A 15% tax on large companies is in sight
Council of States Royalties Committee endorses resumption of OECD and G20 reform.
Large companies should also be taxed at 15% in Switzerland. The royalties commission of the Council of States approves without opposition the resumption of the reform of the OECD and the G20.
Bern has an interest in resuming the reform, underlines the commission in a press release published on Friday. The project intends to impose 15% on all large companies whose turnover exceeds 750 million euros. If one state does not play the game, additional taxes could be imposed in another country.

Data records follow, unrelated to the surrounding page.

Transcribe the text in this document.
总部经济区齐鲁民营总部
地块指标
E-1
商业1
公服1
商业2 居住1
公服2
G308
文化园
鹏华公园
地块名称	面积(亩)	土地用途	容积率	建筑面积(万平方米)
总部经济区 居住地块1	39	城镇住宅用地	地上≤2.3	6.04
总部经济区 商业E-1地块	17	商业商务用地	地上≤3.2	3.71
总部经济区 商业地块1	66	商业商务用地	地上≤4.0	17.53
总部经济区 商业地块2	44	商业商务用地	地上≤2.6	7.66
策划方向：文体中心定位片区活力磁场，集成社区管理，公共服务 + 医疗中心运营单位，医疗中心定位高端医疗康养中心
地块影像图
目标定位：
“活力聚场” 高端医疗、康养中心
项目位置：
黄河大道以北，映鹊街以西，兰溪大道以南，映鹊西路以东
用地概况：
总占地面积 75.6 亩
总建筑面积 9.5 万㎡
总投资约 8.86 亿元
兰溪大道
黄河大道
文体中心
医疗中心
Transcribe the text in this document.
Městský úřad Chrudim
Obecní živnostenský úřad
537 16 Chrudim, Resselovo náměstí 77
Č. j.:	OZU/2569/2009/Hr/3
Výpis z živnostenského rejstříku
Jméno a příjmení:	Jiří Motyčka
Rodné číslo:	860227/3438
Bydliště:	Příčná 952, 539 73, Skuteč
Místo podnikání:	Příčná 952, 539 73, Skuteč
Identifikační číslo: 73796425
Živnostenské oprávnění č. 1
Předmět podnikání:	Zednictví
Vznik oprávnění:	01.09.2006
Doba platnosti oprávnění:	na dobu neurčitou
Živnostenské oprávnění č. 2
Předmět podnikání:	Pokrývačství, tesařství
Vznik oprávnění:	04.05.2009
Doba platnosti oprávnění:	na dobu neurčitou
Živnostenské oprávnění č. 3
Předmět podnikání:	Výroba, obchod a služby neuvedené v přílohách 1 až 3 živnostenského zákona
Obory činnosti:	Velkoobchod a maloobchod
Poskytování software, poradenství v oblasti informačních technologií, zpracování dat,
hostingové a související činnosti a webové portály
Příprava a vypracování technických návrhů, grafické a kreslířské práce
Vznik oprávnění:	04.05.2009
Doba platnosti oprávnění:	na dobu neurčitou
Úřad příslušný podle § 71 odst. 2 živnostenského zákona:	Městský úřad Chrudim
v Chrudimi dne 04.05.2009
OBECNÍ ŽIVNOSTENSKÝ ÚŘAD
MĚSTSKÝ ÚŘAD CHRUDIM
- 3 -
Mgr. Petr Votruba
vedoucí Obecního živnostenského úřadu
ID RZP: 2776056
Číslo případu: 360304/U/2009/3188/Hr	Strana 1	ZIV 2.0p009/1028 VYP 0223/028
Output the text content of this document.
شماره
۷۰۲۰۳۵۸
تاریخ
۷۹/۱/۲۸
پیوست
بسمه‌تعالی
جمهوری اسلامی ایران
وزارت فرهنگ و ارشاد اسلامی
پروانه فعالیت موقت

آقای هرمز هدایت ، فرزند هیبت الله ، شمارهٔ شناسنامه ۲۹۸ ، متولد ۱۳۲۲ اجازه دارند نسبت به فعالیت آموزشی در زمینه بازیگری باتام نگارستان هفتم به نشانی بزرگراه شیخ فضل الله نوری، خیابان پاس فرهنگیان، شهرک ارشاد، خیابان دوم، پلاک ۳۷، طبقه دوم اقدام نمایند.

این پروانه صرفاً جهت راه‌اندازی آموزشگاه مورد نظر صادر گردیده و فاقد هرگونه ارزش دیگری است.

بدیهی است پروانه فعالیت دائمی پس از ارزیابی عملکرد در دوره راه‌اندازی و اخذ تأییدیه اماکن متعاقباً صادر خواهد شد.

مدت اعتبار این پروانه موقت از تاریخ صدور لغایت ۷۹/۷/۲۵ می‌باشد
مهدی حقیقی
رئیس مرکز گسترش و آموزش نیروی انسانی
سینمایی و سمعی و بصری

Switzerland, known for having particularly favorable corporate tax rates, has no choice but to fall in line to avoid losing tax revenue abroad. About 200 Swiss companies and 2,000 subsidiaries of foreign groups would be affected. The approximately 600,000 SMEs and other companies operating solely in Switzerland will not be affected.
Uplift
No reliable estimate exists on the revenue potentially generated by the additional tax. High-tax cantons will, however, become more attractive compared to low-tax cantons, the commission notes.

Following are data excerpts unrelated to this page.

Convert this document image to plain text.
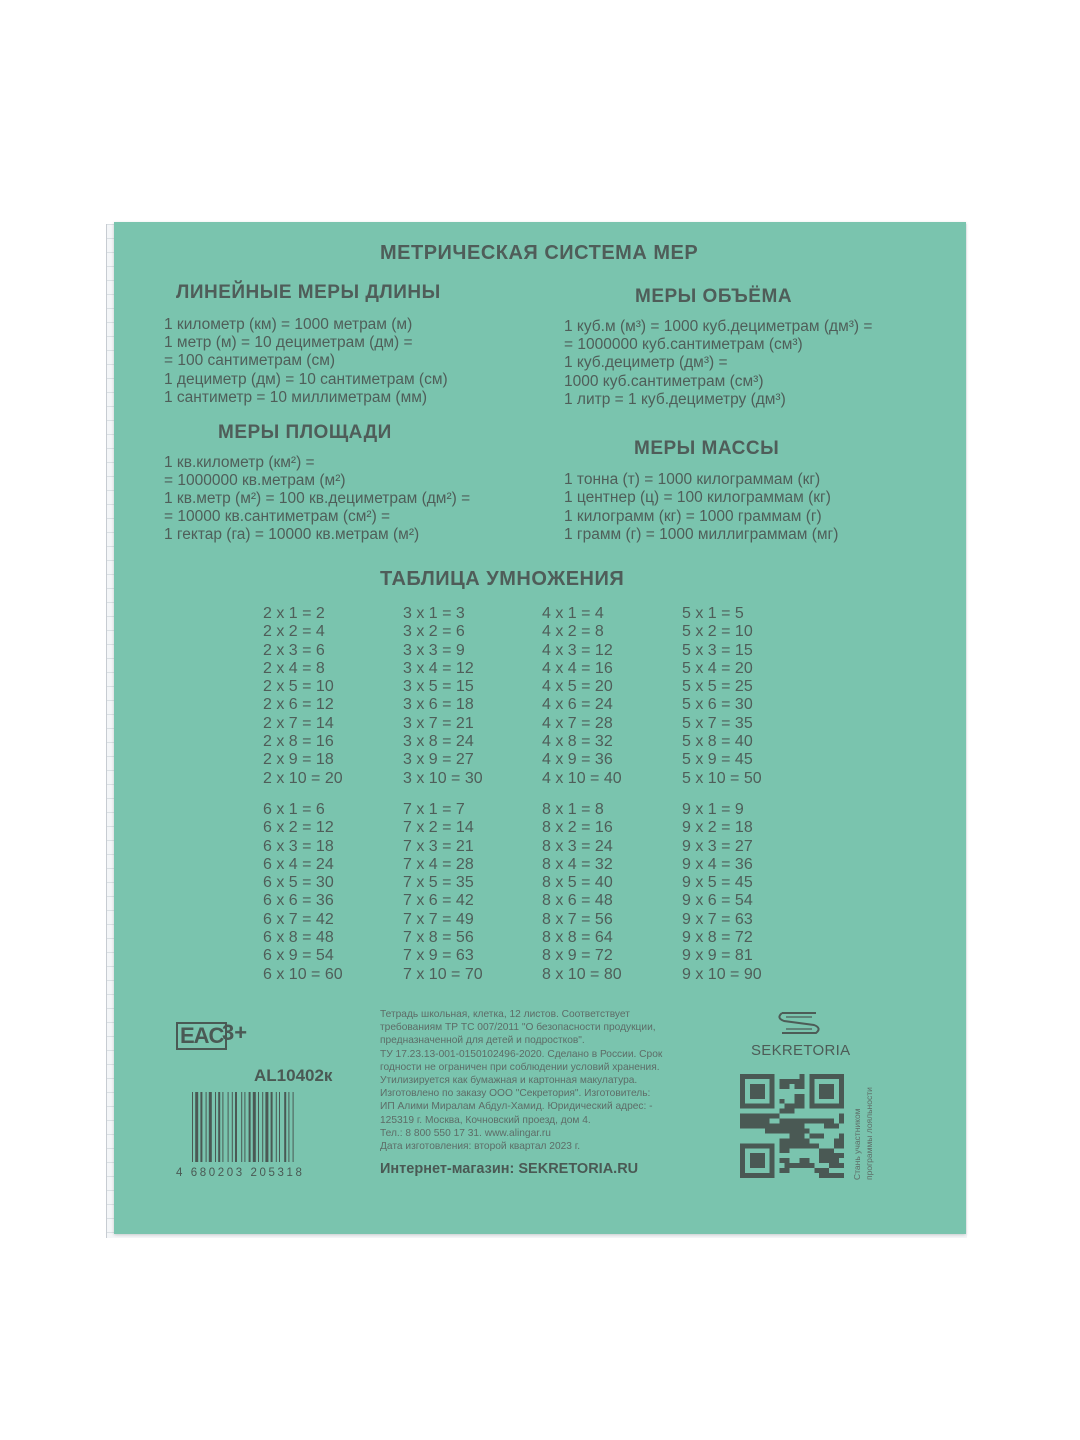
МЕТРИЧЕСКАЯ СИСТЕМА МЕР
ЛИНЕЙНЫЕ МЕРЫ ДЛИНЫ
1 километр (км) = 1000 метрам (м)
1 метр (м) = 10 дециметрам (дм) =
= 100 сантиметрам (см)
1 дециметр (дм) = 10 сантиметрам (см)
1 сантиметр = 10 миллиметрам (мм)
МЕРЫ ПЛОЩАДИ
1 кв.километр (км²) =
= 1000000 кв.метрам (м²)
1 кв.метр (м²) = 100 кв.дециметрам (дм²) =
= 10000 кв.сантиметрам (см²) =
1 гектар (га) = 10000 кв.метрам (м²)
МЕРЫ ОБЪЁМА
1 куб.м (м³) = 1000 куб.дециметрам (дм³) =
= 1000000 куб.сантиметрам (см³)
1 куб.дециметр (дм³) =
1000 куб.сантиметрам (см³)
1 литр = 1 куб.дециметру (дм³)
МЕРЫ МАССЫ
1 тонна (т) = 1000 килограммам (кг)
1 центнер (ц) = 100 килограммам (кг)
1 килограмм (кг) = 1000 граммам (г)
1 грамм (г) = 1000 миллиграммам (мг)
ТАБЛИЦА УМНОЖЕНИЯ
2 x 1 = 2
2 x 2 = 4
2 x 3 = 6
2 x 4 = 8
2 x 5 = 10
2 x 6 = 12
2 x 7 = 14
2 x 8 = 16
2 x 9 = 18
2 x 10 = 20
3 x 1 = 3
3 x 2 = 6
3 x 3 = 9
3 x 4 = 12
3 x 5 = 15
3 x 6 = 18
3 x 7 = 21
3 x 8 = 24
3 x 9 = 27
3 x 10 = 30
4 x 1 = 4
4 x 2 = 8
4 x 3 = 12
4 x 4 = 16
4 x 5 = 20
4 x 6 = 24
4 x 7 = 28
4 x 8 = 32
4 x 9 = 36
4 x 10 = 40
5 x 1 = 5
5 x 2 = 10
5 x 3 = 15
5 x 4 = 20
5 x 5 = 25
5 x 6 = 30
5 x 7 = 35
5 x 8 = 40
5 x 9 = 45
5 x 10 = 50
6 x 1 = 6
6 x 2 = 12
6 x 3 = 18
6 x 4 = 24
6 x 5 = 30
6 x 6 = 36
6 x 7 = 42
6 x 8 = 48
6 x 9 = 54
6 x 10 = 60
7 x 1 = 7
7 x 2 = 14
7 x 3 = 21
7 x 4 = 28
7 x 5 = 35
7 x 6 = 42
7 x 7 = 49
7 x 8 = 56
7 x 9 = 63
7 x 10 = 70
8 x 1 = 8
8 x 2 = 16
8 x 3 = 24
8 x 4 = 32
8 x 5 = 40
8 x 6 = 48
8 x 7 = 56
8 x 8 = 64
8 x 9 = 72
8 x 10 = 80
9 x 1 = 9
9 x 2 = 18
9 x 3 = 27
9 x 4 = 36
9 x 5 = 45
9 x 6 = 54
9 x 7 = 63
9 x 8 = 72
9 x 9 = 81
9 x 10 = 90
EAC
3+
AL10402к
4 680203 205318
Тетрадь школьная, клетка, 12 листов. Соответствует
требованиям ТР ТС 007/2011 "О безопасности продукции,
предназначенной для детей и подростков".
ТУ 17.23.13-001-0150102496-2020. Сделано в России. Срок
годности не ограничен при соблюдении условий хранения.
Утилизируется как бумажная и картонная макулатура.
Изготовлено по заказу ООО "Секретория". Изготовитель:
ИП Алими Миралам Абдул-Хамид. Юридический адрес: -
125319 г. Москва, Кочновский проезд, дом 4.
Тел.: 8 800 550 17 31. www.alingar.ru
Дата изготовления: второй квартал 2023 г.
Интернет-магазин: SEKRETORIA.RU
SEKRETORIA
Стань участником программы лояльности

In his view, it is justified to leave most of these additional revenues to the cantons concerned so that they can take measures to maintain the attractiveness of their economic location. By 9 votes to 2 and 2 abstentions, the committee therefore supports the planned distribution of additional revenue, ie 25% for the Confederation and 75% for the cantons.
A minority proposes to distribute them according to the distribution key of the direct federal tax. The Confederation would thus obtain 78.8% of the windfall. The reform would only reinforce the tax disparities between the cantons, judges the minority. More cantons are expected to take advantage of the additional revenue with his proposal.
The committee still wants, by 9 votes to 4, to give the Federal Council more leeway. It must also be able to provide for the deductibility of the additional tax as a charge for income taxes.
Popular vote in June 2023
A constitutional amendment is required to implement differentiated corporate taxation. The Council of States should take up the file at the September session, and the National at the following session. The objective is to submit it to the people and the cantons on June 18, 2023.
A transitional ordinance, already put out for consultation, must then guarantee the entry into force of the minimum tax on January 1, 2024. The final entry into force will however be decided according to the progress of the implementation in the other states. The corresponding law will be adopted later.
Given the special nature of the procedure, the commission unanimously asks to be consulted on the consultation order, as well as on the other orders and changes to orders that will be made later.